Promises CoverWhen I first sat down back in the summer of 2009 and started writing about two guys named Matt and Jared, I had no idea what kind of journey I was starting. Yes, I was attempting — for the first time ever, really — to write a story. Yes, there was a tiny hope that maybe it’d turn out good enough to be published. There was a seedling of the idea that maybe this was what I was really meant to do with my life. But at no time did I have even an inkling of the type of soul-searching this career choice would create.

I’m starting this blog post without a clear idea of where it’s going (that’s nothing new), so please bear with me.

The last few years have been trying for me, and it’s been difficult to even grasp what was making it that way. But it was all sort of a downward spiral that culminated last January in the INdecision to quit writing.


I know that sentence doesn’t make a lot of sense. But it wasn’t a “decision,” really. It was indecision, all the way…

It’s like the other night.
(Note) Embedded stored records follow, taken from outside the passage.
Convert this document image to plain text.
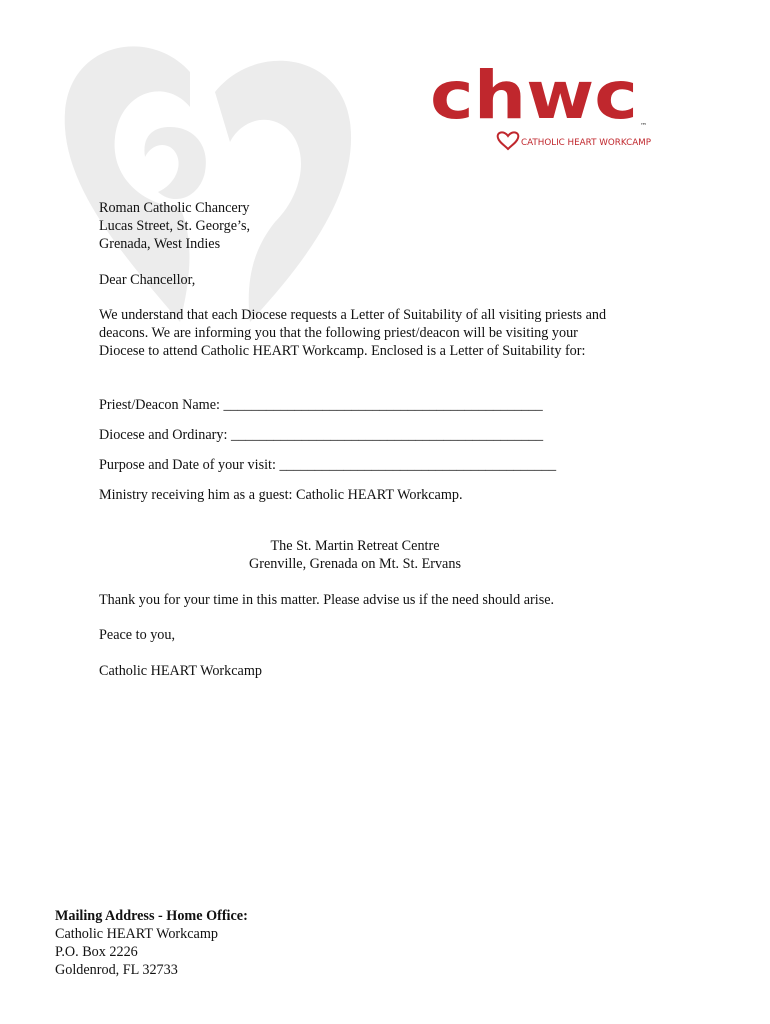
chwc ™
CATHOLIC HEART WORKCAMP

Roman Catholic Chancery

Lucas Street, St. George’s,

Grenada, West Indies

Dear Chancellor,

We understand that each Diocese requests a Letter of Suitability of all visiting priests and

deacons. We are informing you that the following priest/deacon will be visiting your

Diocese to attend Catholic HEART Workcamp. Enclosed is a Letter of Suitability for:

Priest/Deacon Name: _____________________________________________

Diocese and Ordinary: ____________________________________________

Purpose and Date of your visit: _______________________________________

Ministry receiving him as a guest: Catholic HEART Workcamp.

The St. Martin Retreat Centre

Grenville, Grenada on Mt. St. Ervans

Thank you for your time in this matter. Please advise us if the need should arise.

Peace to you,

Catholic HEART Workcamp

Mailing Address - Home Office:

Catholic HEART Workcamp

P.O. Box 2226

Goldenrod, FL 32733
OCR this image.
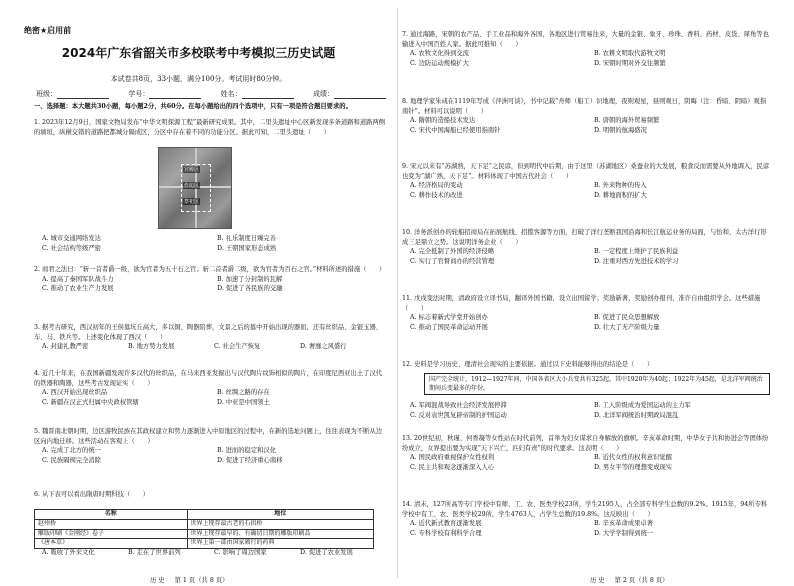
绝密★启用前
2024年广东省韶关市多校联考中考模拟三历史试题
本试卷共8页，33小题，满分100分。考试用时80分钟。
班级：	学号：	姓名：	成绩：
一、选择题：本大题共30小题，每小题2分，共60分。在每小题给出的四个选项中，只有一项是符合题目要求的。
1. 2023年12月9日，国家文物局发布“中华文明探源工程”最新研究成果。其中，二里头遗址中心区新发现多条道路和道路两侧的墙垣，纵横交错的道路把都城分隔成区，分区中存在着不同的功能分区。据此可知，二里头遗址（　　）
宫殿区
作坊区
祭祀区
A. 城市交通网络发达	B. 礼乐制度日臻完善
C. 社会结构等级严密	D. 王朝国家形态成熟
2. 商君之法曰：“斩一首者爵一级，欲为官者为五十石之官；斩二首者爵二级，欲为官者为百石之官。”材料所述的措施（　　）
A. 提高了秦国军队战斗力	B. 加速了分封制的瓦解
C. 推动了农业生产力发展	D. 促进了各民族的交融
3. 据考古研究，西汉初年的王侯墓坑丘高大，多以铜、陶器陪葬，文景之后的墓中开始出现的器皿，还有丝织品、金银玉器、车、马、铁兵等。上述变化体现了西汉（　　）
A. 封建礼教严密	B. 地方势力发展	C. 社会生产恢复	D. 奢靡之风盛行
4. 近几十年来，在我国新疆发现许多汉代的丝织品，在马来西亚发掘出与汉代陶片纹饰相似的陶片，在印度尼西亚出土了汉代的铁器和陶器，这些考古发现证实（　　）
A. 西汉开始出现丝织品	B. 丝绸之路的存在
C. 新疆在汉正式归属中央政权管辖	D. 中亚是中国领土
5. 魏晋南北朝时期，边区游牧民族在其政权建立和势力逐渐进入中原地区的过程中，在新的选址问题上，往往表现为不断从边区向内地迁移。这些活动在客观上（　　）
A. 完成了北方的统一	B. 进而的稳定和汉化
C. 民族隔阂完全消除	D. 促进了经济重心南移
6. 从下表可以看出隋唐时期科技（　　）
名称	地位
赵州桥	世界上现存最古老的石拱桥
雕版印刷《金刚经》卷子	世界上现存最早的、有确切日期的雕版印刷品
《唐本草》	世界上第一部由国家颁行的药典
A. 吸收了外来文化	B. 走在了世界前列	C. 影响了周边国家	D. 促进了农业发展
历 史 第 1 页（共 8 页）
7. 通过海路，宋朝的农产品、手工业品和海外各国、各地区进行贸易往来，大量的金银、象牙、珍珠、香料、药材、皮货、犀角等也输进入中国百姓人家。据此可推知（　　）
A. 农牧文化得到交流	B. 农耕文明取代游牧文明
C. 边防运动规模扩大	D. 宋朝时期对外交往频繁
8. 地理学家朱彧在1119年写成《萍洲可谈》，书中记载“舟师（船工）识地理，夜则观星，昼则观日，阴晦（注：昏暗、阴暗）观指南针”。材料可以说明（　　）
A. 隋朝的造船技术发达	B. 唐朝的海外贸易频繁
C. 宋代中国海船已经使用指南针	D. 明朝的航海盛况
9. 宋元以来有“苏湖熟，天下足”之民谚，但到明代中后期，由于这里（苏湖地区）桑蚕业的大发展，粮食反而需要从外地调入，民谚也变为“湖广熟，天下足”。材料体现了中国古代社会（　　）
A. 经济格局的变动	B. 外来物种的传入
C. 耕作技术的改进	D. 耕地面积的扩大
10. 洋务派创办的轮船招商局在拓展航线、招揽客源等方面，打破了洋行垄断我国沿海和长江航运业务的局面，与怡和、太古洋行形成三足鼎立之势。这说明洋务企业（　　）
A. 完全抵制了外国的经济侵略	B. 一定程度上维护了民族利益
C. 实行了官督商办的经营管理	D. 注重对西方先进技术的学习
11. 戊戌变法时期，清政府设立译书局，翻译外国书籍，设立出国留学；奖励新著，奖励创办报刊，准许自由组织学会。这些措施（　　）
A. 标志着新式学堂开始创办	B. 促进了民众思想解放
C. 推动了国民革命运动开展	D. 壮大了无产阶级力量
12. 史料是学习历史、理清社会现实的主要依据。通过以下史料能够得出的结论是（　　）
国产完全统计，1912—1927年间，中国各省区大小兵变共有325起，其中1920年为40起；1922年为45起，是北洋军阀统治期间兵变最多的年份。
A. 军阀混战导致社会经济发展停滞	B. 工人阶级成为爱国运动的主力军
C. 反对袁世凯复辟帝制的护国运动	D. 北洋军阀统治时期政局混乱
13. 20世纪初，秋瑾、何香凝等女性站在时代前列，首举为妇女谋求自身解放的旗帜。辛亥革命时期，中华女子共和协进会等团体纷纷成立，女界提出要为实现“天下兴亡，匹妇有责”的时代要求。这表明（　　）
A. 国民政府重视保护女性权利	B. 近代女性的权利意识觉醒
C. 民主共和观念逐渐深入人心	D. 男女平等的理想变成现实
14. 清末，127所高等专门学校中有师、工、农、医类学校23所，学生2195人，占全部专科学生总数的9.2%。1915年，94所专科学校中有工、农、医类学校29所，学生4763人，占学生总数的19.8%。这反映出（　　）
A. 近代新式教育逐渐发展	B. 辛亥革命成果卓著
C. 专科学校有利科学合理	D. 大学学制得到统一
历 史 第 2 页（共 8 页）
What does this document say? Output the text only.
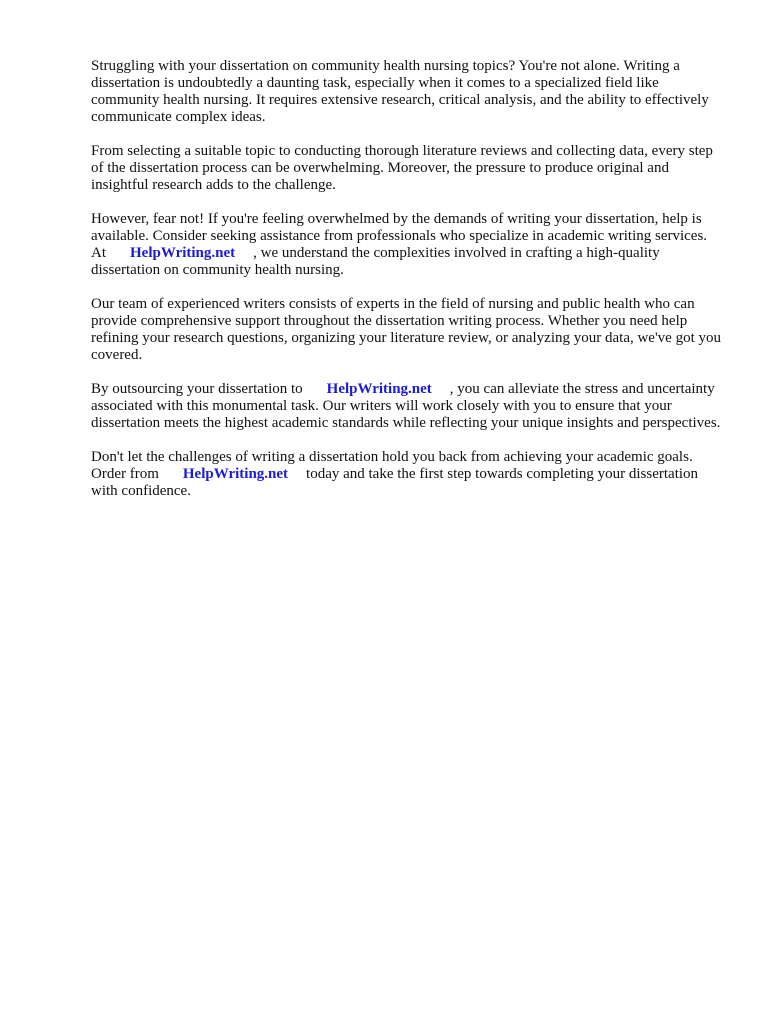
Struggling with your dissertation on community health nursing topics? You're not alone. Writing a dissertation is undoubtedly a daunting task, especially when it comes to a specialized field like community health nursing. It requires extensive research, critical analysis, and the ability to effectively communicate complex ideas.

From selecting a suitable topic to conducting thorough literature reviews and collecting data, every step of the dissertation process can be overwhelming. Moreover, the pressure to produce original and insightful research adds to the challenge.

However, fear not! If you're feeling overwhelmed by the demands of writing your dissertation, help is available. Consider seeking assistance from professionals who specialize in academic writing services. At HelpWriting.net , we understand the complexities involved in crafting a high-quality dissertation on community health nursing.

Our team of experienced writers consists of experts in the field of nursing and public health who can provide comprehensive support throughout the dissertation writing process. Whether you need help refining your research questions, organizing your literature review, or analyzing your data, we've got you covered.

By outsourcing your dissertation to HelpWriting.net , you can alleviate the stress and uncertainty associated with this monumental task. Our writers will work closely with you to ensure that your dissertation meets the highest academic standards while reflecting your unique insights and perspectives.

Don't let the challenges of writing a dissertation hold you back from achieving your academic goals. Order from HelpWriting.net today and take the first step towards completing your dissertation with confidence.
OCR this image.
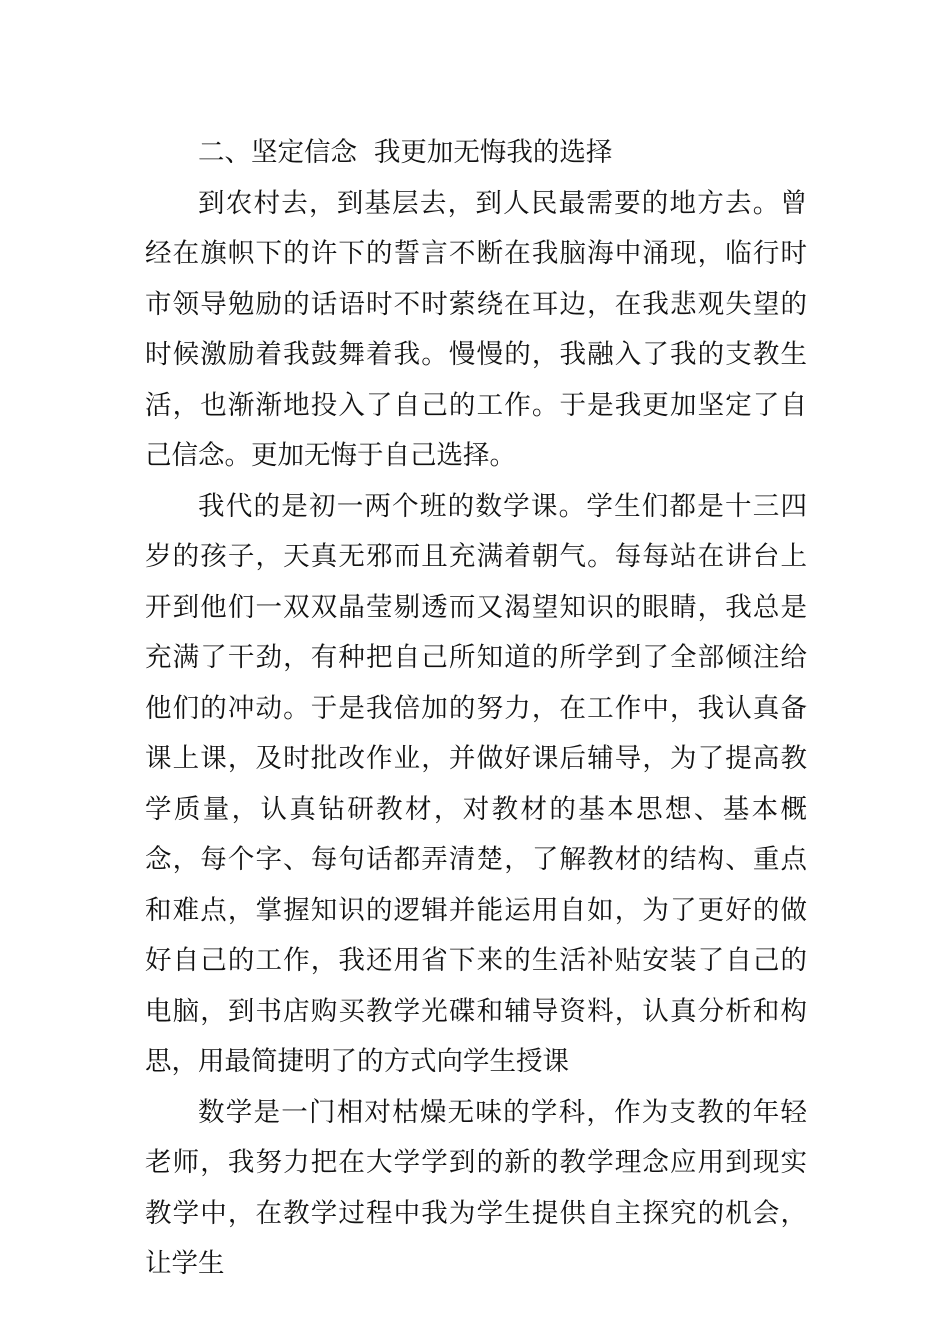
二、坚定信念  我更加无悔我的选择

到农村去，到基层去，到人民最需要的地方去。曾经在旗帜下的许下的誓言不断在我脑海中涌现，临行时市领导勉励的话语时不时萦绕在耳边，在我悲观失望的时候激励着我鼓舞着我。慢慢的，我融入了我的支教生活，也渐渐地投入了自己的工作。于是我更加坚定了自己信念。更加无悔于自己选择。

我代的是初一两个班的数学课。学生们都是十三四岁的孩子，天真无邪而且充满着朝气。每每站在讲台上开到他们一双双晶莹剔透而又渴望知识的眼睛，我总是充满了干劲，有种把自己所知道的所学到了全部倾注给他们的冲动。于是我倍加的努力，在工作中，我认真备课上课，及时批改作业，并做好课后辅导，为了提高教学质量，认真钻研教材，对教材的基本思想、基本概念，每个字、每句话都弄清楚，了解教材的结构、重点和难点，掌握知识的逻辑并能运用自如，为了更好的做好自己的工作，我还用省下来的生活补贴安装了自己的电脑，到书店购买教学光碟和辅导资料，认真分析和构思，用最简捷明了的方式向学生授课

数学是一门相对枯燥无味的学科，作为支教的年轻老师，我努力把在大学学到的新的教学理念应用到现实教学中，在教学过程中我为学生提供自主探究的机会，让学生
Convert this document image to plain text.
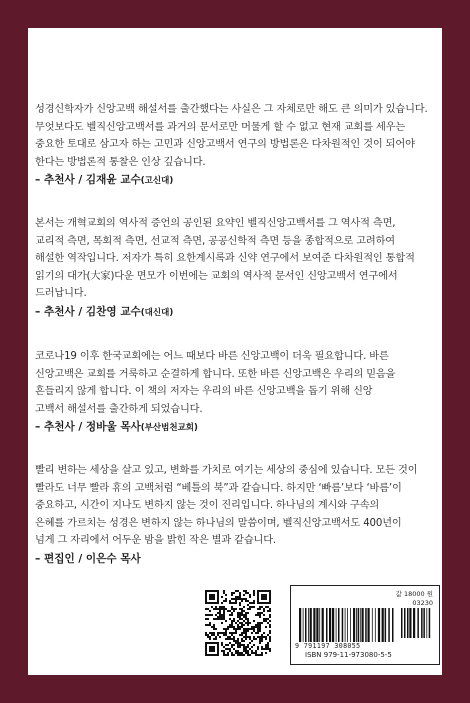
성경신학자가 신앙고백 해설서를 출간했다는 사실은 그 자체로만 해도 큰 의미가 있습니다.

무엇보다도 벨직신앙고백서를 과거의 문서로만 머물게 할 수 없고 현재 교회를 세우는

중요한 토대로 삼고자 하는 고민과 신앙고백서 연구의 방법론은 다차원적인 것이 되어야

한다는 방법론적 통찰은 인상 깊습니다.

– 추천사 / 김재윤 교수(고신대)

본서는 개혁교회의 역사적 증언의 공인된 요약인 벨직신앙고백서를 그 역사적 측면,

교리적 측면, 목회적 측면, 선교적 측면, 공공신학적 측면 등을 종합적으로 고려하여

해설한 역작입니다. 저자가 특히 요한계시록과 신약 연구에서 보여준 다차원적인 통합적

읽기의 대가(大家)다운 면모가 이번에는 교회의 역사적 문서인 신앙고백서 연구에서

드러납니다.

– 추천사 / 김찬영 교수(대신대)

코로나19 이후 한국교회에는 어느 때보다 바른 신앙고백이 더욱 필요합니다. 바른

신앙고백은 교회를 거룩하고 순결하게 합니다. 또한 바른 신앙고백은 우리의 믿음을

흔들리지 않게 합니다. 이 책의 저자는 우리의 바른 신앙고백을 돕기 위해 신앙

고백서 해설서를 출간하게 되었습니다.

– 추천사 / 정바울 목사(부산범천교회)

빨리 변하는 세상을 살고 있고, 변화를 가치로 여기는 세상의 중심에 있습니다. 모든 것이

빨라도 너무 빨라 휴의 고백처럼 “베틀의 북”과 같습니다. 하지만 ‘빠름’보다 ‘바름’이

중요하고, 시간이 지나도 변하지 않는 것이 진리입니다. 하나님의 계시와 구속의

은혜를 가르치는 성경은 변하지 않는 하나님의 말씀이며, 벨직신앙고백서도 400년이

넘게 그 자리에서 어두운 밤을 밝힌 작은 별과 같습니다.

– 편집인 / 이은수 목사
값 18000 원
03230
9 791197 308055
ISBN 979-11-973080-5-5
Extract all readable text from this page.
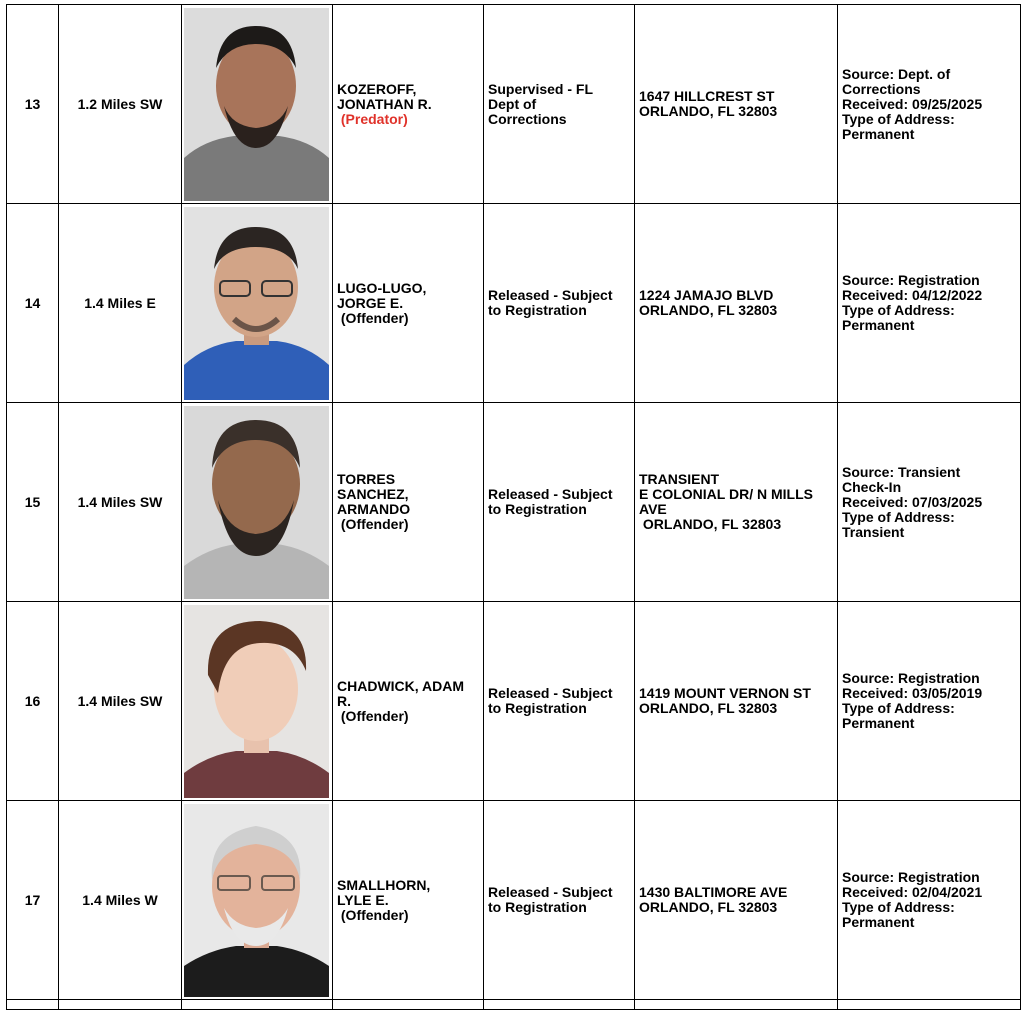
13	1.2 Miles SW		KOZEROFF,
JONATHAN R.
(Predator)	Supervised - FL
Dept of
Corrections	1647 HILLCREST ST
ORLANDO, FL 32803	Source: Dept. of
Corrections
Received: 09/25/2025
Type of Address:
Permanent

14	1.4 Miles E		LUGO-LUGO,
JORGE E.
(Offender)	Released - Subject
to Registration	1224 JAMAJO BLVD
ORLANDO, FL 32803	Source: Registration
Received: 04/12/2022
Type of Address:
Permanent

15	1.4 Miles SW		TORRES
SANCHEZ,
ARMANDO
(Offender)	Released - Subject
to Registration	TRANSIENT
E COLONIAL DR/ N MILLS
AVE
ORLANDO, FL 32803	Source: Transient
Check-In
Received: 07/03/2025
Type of Address:
Transient

16	1.4 Miles SW		CHADWICK, ADAM
R.
(Offender)	Released - Subject
to Registration	1419 MOUNT VERNON ST
ORLANDO, FL 32803	Source: Registration
Received: 03/05/2019
Type of Address:
Permanent

17	1.4 Miles W		SMALLHORN,
LYLE E.
(Offender)	Released - Subject
to Registration	1430 BALTIMORE AVE
ORLANDO, FL 32803	Source: Registration
Received: 02/04/2021
Type of Address:
Permanent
My husband and I were watching the Raiders versus the Chiefs on Thursday Night Football. (Hey, NFL? Nobody likes Thursday night games!) It was the end of the third quarter, and the Chiefs were up, but it looked like the Raiders might pull something together (or, to be more accurate, it looked like the Chiefs might decide to fumble it all away), and I said to my husband, “I can’t decide if I’m going to watch the fourth quarter, or go to bed.”

Fast forward forty-five minutes, when it’s suddenly the two-minute warning, and I’m still parked on the couch, thinking about going to bed. I realized I’d never actually made the decision to stay up and watch the end of the game. I’d spent the entire quarter trying to make up my mind, and as a result, saw the rest of the game anyway.

That’s kind of how it went with my indecision to quit writing. I never decided to quit, but my indecision carried me all the way from January to August, when I finally announced my “hiatus”. But all of it was a culmination of a battle I’d been fighting for two or three years – a battle to determine exactly why my career felt like slow death rather than accomplishment.